There are two times of the year when the veil that separates this plane from the next grows thin, making communication with the dead easier, among other things.  At Samhain we often invite our dead to sup with us, preparing their favorite foods and drink and setting them out on our tables.  Our rituals tend toward the somber at Samhain.

But at Beltane, opposite Samhain on the Wheel of the Year, our rituals are filled with rejoicing, celebrating the awakening of the earth, the growth all around us, and yes, the fertility that will see us through another long winter.

It is a good time to remind us that life will find a way.  Even as the society we built cracks under the strain of this pandemic and all that accompanies it, the earth puts forth sprouts and leaves and flowers.  In the animal kingdom, babies are born, ensuring that their species will continue.  All around us are the signs that if we just hold on through this “winter” life will begin anew.

And maybe, just maybe, we can learn from Mother Earth’s example, and create something new.

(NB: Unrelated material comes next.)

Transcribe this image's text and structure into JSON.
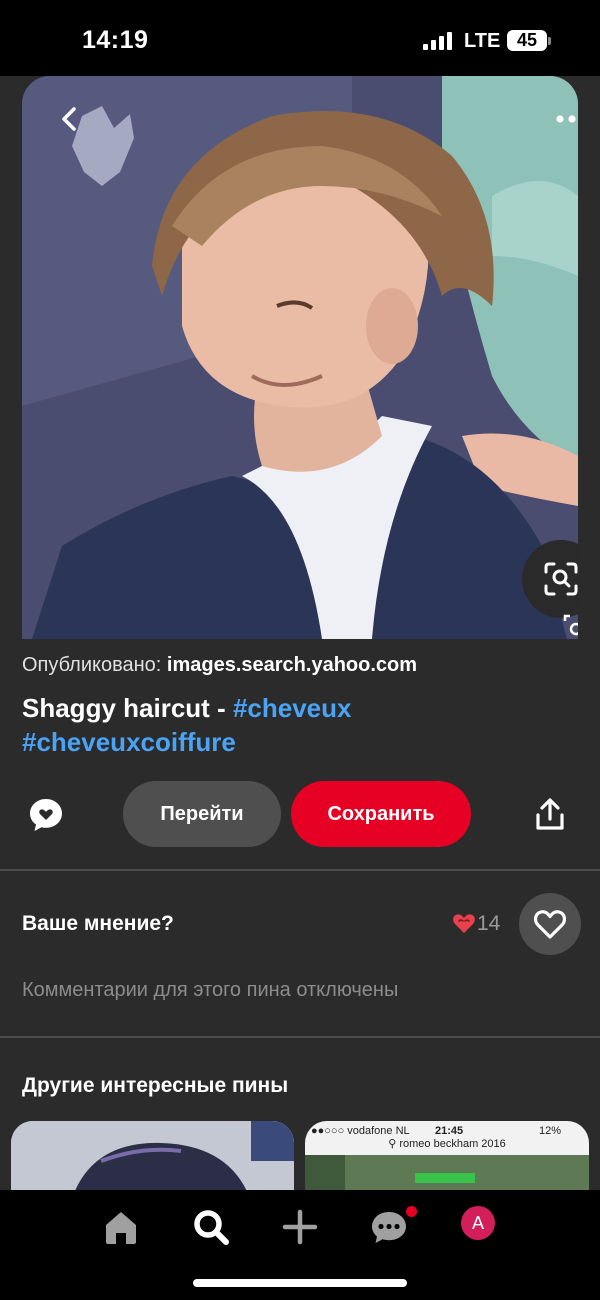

We don’t usually stress communicating with the dead at Beltane, but with so many of us channeling life skills that helped our ancestors survive, maybe it’s time we did.  Reach out to great-grandma to get her secrets to a successful sourdough starter (I can not get mine to do what it’s supposed to).  Call out to your great-great grandpa for advice on planting corn or tomatoes or what have you. Invite them to supper or pour out a cup.

Then go stick your hands in some dirt, grow something. You might be surprised at the joy it can give you.

Happy Beltane, Readers, may it bring you blessings and joy.